The Bank of Japan refrained from easing policy at a board meeting yesterday. Central banks around the world have been supporting their economies as Europe’s woes deepen.

The Philippines unexpectedly cut interest rates a third time this year to a record low on July 26, and the U.S. Federal Reserve said on Aug. 1 that it will pump fresh stimulus if necessary.

Sony last week cut its profit forecast after gains in the yen eroded overseas earnings and sales of consumer electronics weakened.

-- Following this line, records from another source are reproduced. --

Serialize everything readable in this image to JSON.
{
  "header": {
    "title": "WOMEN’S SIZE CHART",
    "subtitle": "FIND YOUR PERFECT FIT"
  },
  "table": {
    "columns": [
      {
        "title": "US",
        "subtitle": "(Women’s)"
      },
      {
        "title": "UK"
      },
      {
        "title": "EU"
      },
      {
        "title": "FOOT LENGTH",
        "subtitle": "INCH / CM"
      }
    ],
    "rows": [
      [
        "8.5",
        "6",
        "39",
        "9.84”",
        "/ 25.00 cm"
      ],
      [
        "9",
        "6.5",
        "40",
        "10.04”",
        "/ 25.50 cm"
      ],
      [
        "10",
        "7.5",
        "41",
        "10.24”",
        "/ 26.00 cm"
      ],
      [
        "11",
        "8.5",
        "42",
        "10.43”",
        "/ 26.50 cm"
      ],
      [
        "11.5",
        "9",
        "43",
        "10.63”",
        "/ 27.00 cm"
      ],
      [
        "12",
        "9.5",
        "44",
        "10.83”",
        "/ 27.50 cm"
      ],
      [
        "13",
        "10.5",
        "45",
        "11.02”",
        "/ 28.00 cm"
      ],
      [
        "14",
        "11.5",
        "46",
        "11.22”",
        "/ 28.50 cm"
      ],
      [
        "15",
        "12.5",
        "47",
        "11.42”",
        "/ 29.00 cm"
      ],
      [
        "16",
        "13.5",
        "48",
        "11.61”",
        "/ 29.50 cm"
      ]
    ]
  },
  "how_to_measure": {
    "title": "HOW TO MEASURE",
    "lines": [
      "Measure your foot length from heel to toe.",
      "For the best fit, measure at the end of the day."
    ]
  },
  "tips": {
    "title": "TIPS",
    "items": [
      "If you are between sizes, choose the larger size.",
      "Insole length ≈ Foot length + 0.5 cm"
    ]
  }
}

Canon, the world’s largest camera maker, also cut its full-year profit estimate because of a stronger yen and expectations for weaker growth in the U.S., Europe and China.

Sony and Canon get about 70 percent and 80 percent of sales revenue from outside Japan, respectively.

Adding to the woes of manufacturers is the yen’s 6.4 percent advance against the dollar since mid-March, which is cutting profitability.

The yen traded at 78.58 per dollar as of 9:54 a.m. in Tokyo, hovering close to last year’s postwar high of 75.35. Exports slid for the first time in four months in June, falling 2.3 percent.

Slowing Orders

A report yesterday showed that machinery orders, an indicator of future capital spending, missed analysts’ forecasts, rising 5.6 percent after falling in May the most in more than a decade.

“It’s unavoidable that Japan’s recovery will lose steam toward the end of the year,” said Hiroaki Muto, a senior economist at Sumitomo Mitsui Asset Management in Tokyo.

“The uncertainties over the global economy are increasing and there’s a chance for the yen to strengthen further,” supporting the case for further monetary easing.

Net exports, or shipments less imports, were probably unchanged in the second quarter, failing to contribute to the nation’s 0.6 percent quarter-on-quarter expansion, analysts said in a Bloomberg News survey.

Overseas demand added 0.1 percentage point to growth in the first three months of the year, according to a government report.

IMF Projections

The International Monetary Fund lowered its 2013 global growth forecasts last month on Europe’s debt crisis and slower expansions in emerging markets.

Even with the slower growth, Japan’s economy probably maintained the fastest expansion among its Group of Seven peers in the April-to-June period as rebuilding from last year’s earthquake and government incentives to purchase fuel-efficient cars bolstered demand.

Mizuho Securities Co. expects the car subsidy program to expire this month, which may increase the nation’s reliance on overseas demand for growth.

Noda said in parliament on July 9 that he will respond with measures including an extra budget to help the economy if needed.